Motivated by a love of real ale and an interest in home brewing, Scott Wayland was in the vanguard of the new wave of craft breweries when he launched his own commercial brewery in 2007, using a pre-used 2.5 barrel plant in Addlestone, North Surrey. Local enthusiasm and CAMRA support for the new ales, such as the first flagship beer “Addlestone Ale”, led to capacity being doubled within a year to a 5 barrel set-up.
By 2009 Scott decided to move home, family and business to a more rural area and, after much searching, found suitable premises for the brewery in an old dairy building on a farm in Sixpenny Handley, on the beautiful Cranborne Chase. The beer range was expanded, and a small bar soon added to the building, principally for offsales, with the chance to try-before-you-buy.
Demand continued to increase as the word spread, helped by the shop rapidly becoming a favoured “local” in the village, and, with beer festival awards coming in thick and fast, by 2011 Scott was able to expand Sixpenny for a third time, now to a 20 barrel plant. This extra capacity allowed the brewery to meet greater demand from across the region, and to continue to develop the selection of beers. In 2014 Sixpenny won the prestigious “Best Drinks Producer” category at the Taste of Dorset Awards, followed a year later with “Best Brewer 2015”.
In 2016 the decision was made to relocate the brewery to bigger premises in nearby Cranborne village. The new site, a restored Victorian barn and stable, has allowed the business to expand further and meet growing demand for both on and off site sales.
Currently, Sixpenny produces a range of three regular beers, and a number of seasonal beers. Bespoke beers for selected customers include the house beer for the local outlet of one of Britain’s biggest ale-pub chains.

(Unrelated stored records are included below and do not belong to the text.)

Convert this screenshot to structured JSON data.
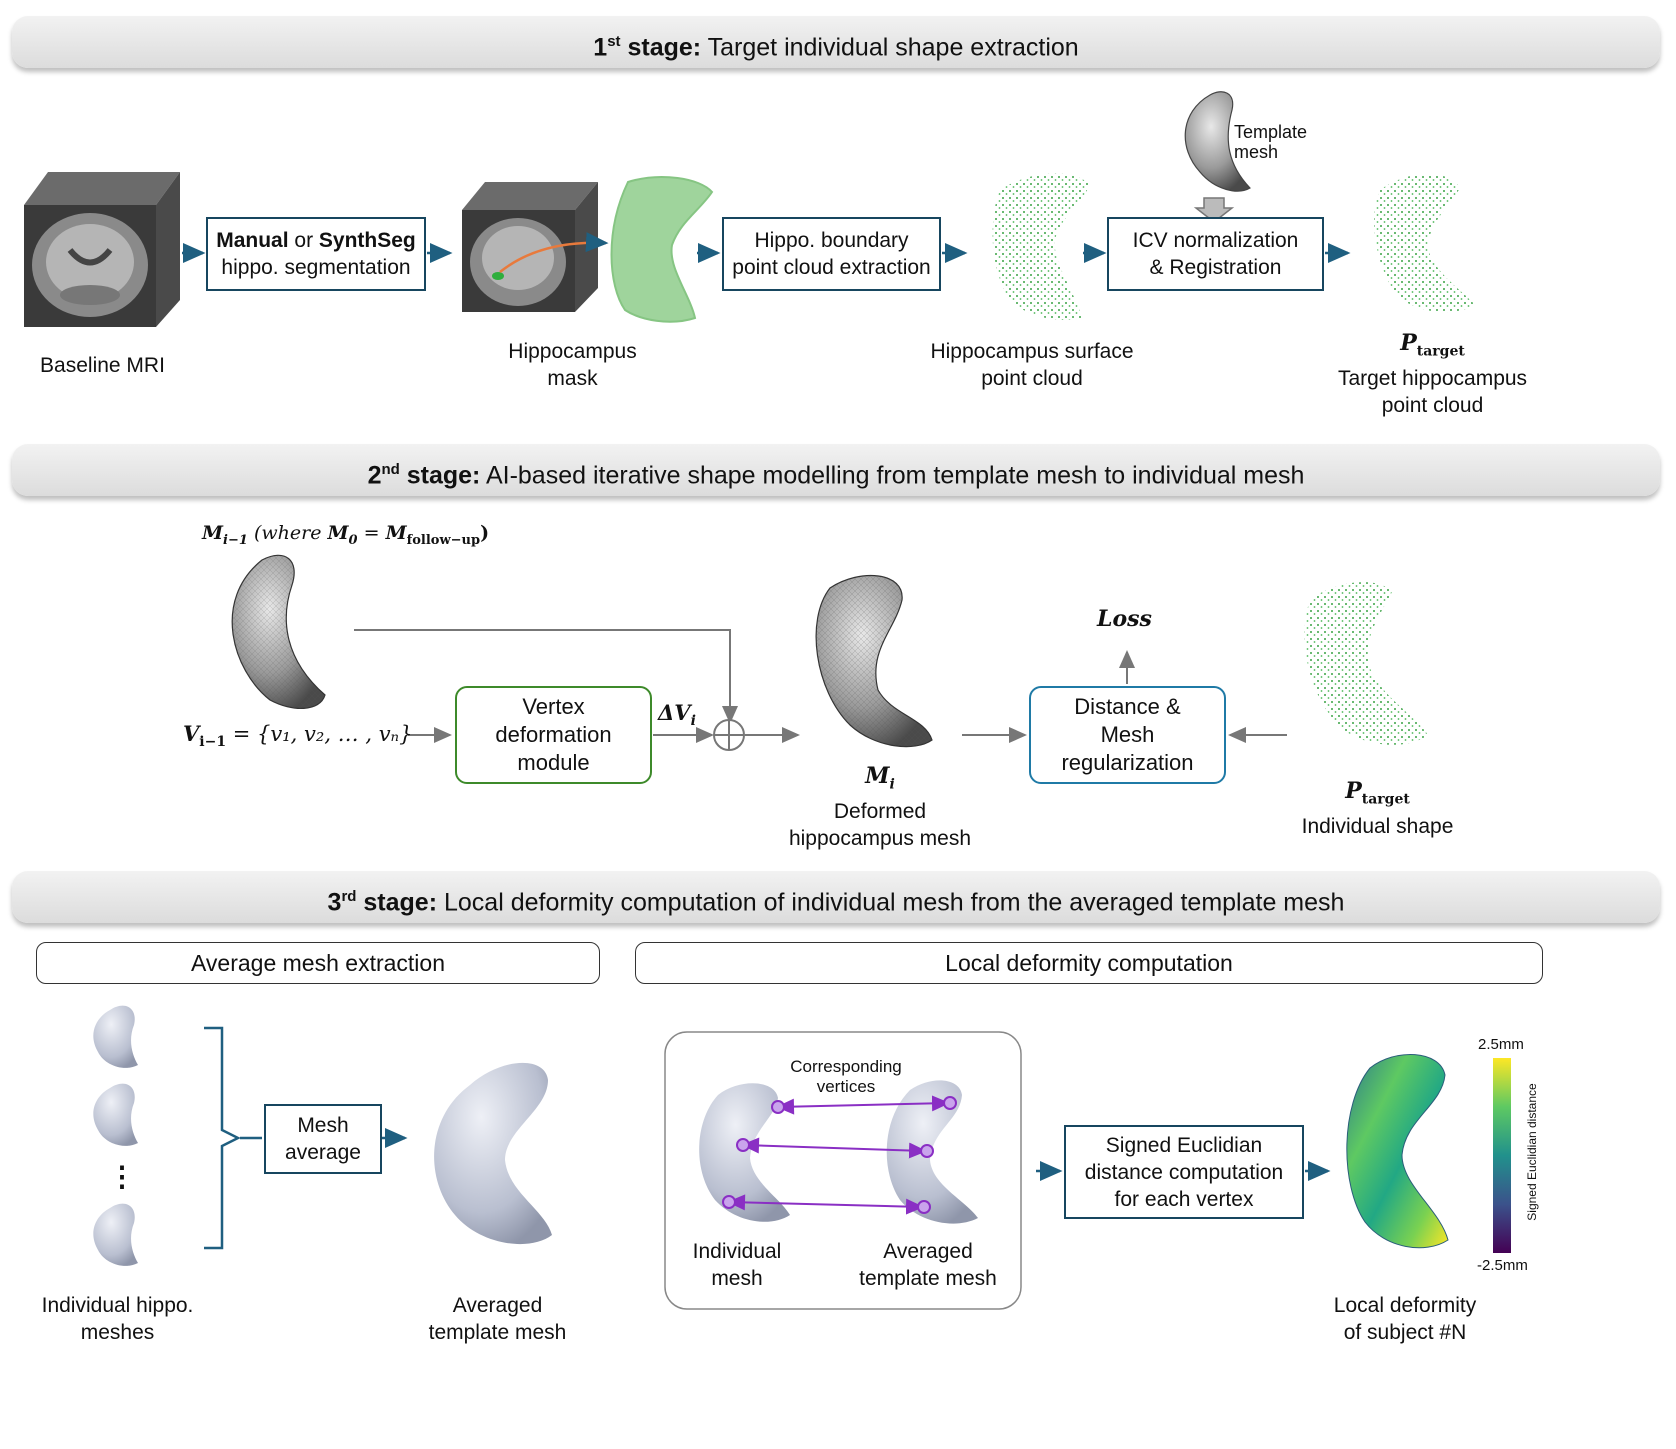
{
  "stage1": {
    "ordinal": "1",
    "sup": "st",
    "bold": " stage:",
    "title": " Target individual shape extraction",
    "baseline_caption": "Baseline MRI",
    "seg_box": {
      "bold1": "Manual",
      "mid": " or ",
      "bold2": "SynthSeg",
      "line2": "hippo. segmentation"
    },
    "mask_caption": [
      "Hippocampus",
      "mask"
    ],
    "boundary_box": [
      "Hippo. boundary",
      "point cloud extraction"
    ],
    "surface_caption": [
      "Hippocampus surface",
      "point cloud"
    ],
    "icv_box": [
      "ICV normalization",
      "& Registration"
    ],
    "template_caption": [
      "Template",
      "mesh"
    ],
    "target_symbol": "P",
    "target_sub": "target",
    "target_caption": [
      "Target hippocampus",
      "point cloud"
    ]
  },
  "stage2": {
    "ordinal": "2",
    "sup": "nd",
    "bold": " stage:",
    "title": " AI-based iterative shape modelling from template mesh to individual mesh",
    "m_prev": "M",
    "m_prev_sub": "i−1",
    "m_prev_where": " (where ",
    "m0": "M",
    "m0_sub": "0",
    "m0_eq": " = ",
    "mfu": "M",
    "mfu_sub": "follow−up",
    "m_close": ")",
    "v_prev": "V",
    "v_prev_sub": "i−1",
    "v_set": " = {v₁, v₂, … , vₙ}",
    "vdm_box": [
      "Vertex",
      "deformation",
      "module"
    ],
    "delta_v": "ΔV",
    "delta_v_sub": "i",
    "mi": "M",
    "mi_sub": "i",
    "mi_caption": [
      "Deformed",
      "hippocampus mesh"
    ],
    "loss": "Loss",
    "dist_box": [
      "Distance &",
      "Mesh",
      "regularization"
    ],
    "p_symbol": "P",
    "p_sub": "target",
    "p_caption": "Individual shape"
  },
  "stage3": {
    "ordinal": "3",
    "sup": "rd",
    "bold": " stage:",
    "title": " Local deformity computation of individual mesh from the averaged template mesh",
    "avg_section": "Average mesh extraction",
    "local_section": "Local deformity computation",
    "dots": "⋮",
    "indiv_caption": [
      "Individual hippo.",
      "meshes"
    ],
    "mesh_avg_box": [
      "Mesh",
      "average"
    ],
    "avg_caption": [
      "Averaged",
      "template mesh"
    ],
    "corresponding": [
      "Corresponding",
      "vertices"
    ],
    "ind_mesh_caption": [
      "Individual",
      "mesh"
    ],
    "avg_tmpl_caption": [
      "Averaged",
      "template mesh"
    ],
    "signed_box": [
      "Signed Euclidian",
      "distance computation",
      "for each vertex"
    ],
    "colorbar_max": "2.5mm",
    "colorbar_min": "-2.5mm",
    "colorbar_label": "Signed Euclidian distance",
    "local_caption": [
      "Local deformity",
      "of subject #N"
    ]
  },
  "colors": {
    "arrow_blue": "#1f5f80",
    "box_border": "#17465f",
    "green_box": "#3d8a2a",
    "blue_box": "#1f7aa6",
    "gray_arrow": "#777777",
    "purple": "#8a2fc4",
    "cloud_green": "#3aa344"
  }
}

A range of bottled beers is also produced.
Sixpenny Brewery was proud that its original pub/brewery shop, known as “The Sixpenny Tap”, was included in the 2013 to 2016 editions of the Good Beer Guide. A contender for the “Smallest Pub in Dorset” (and possibly England?) the Tap was open for both takeaway sales and the all too rare opportunity to sample the beers fresh from the brewery. This tiny bar closed and moved along with the brewery during the relocation in 2016, to the improved premises at Cranborne. The new Sixpenny Tap is bigger and more convenient but retains the same cosy atmosphere and all the quirks of the original set up.
“Ales of Outstanding Natural Beauty” from The Cranborne Chase.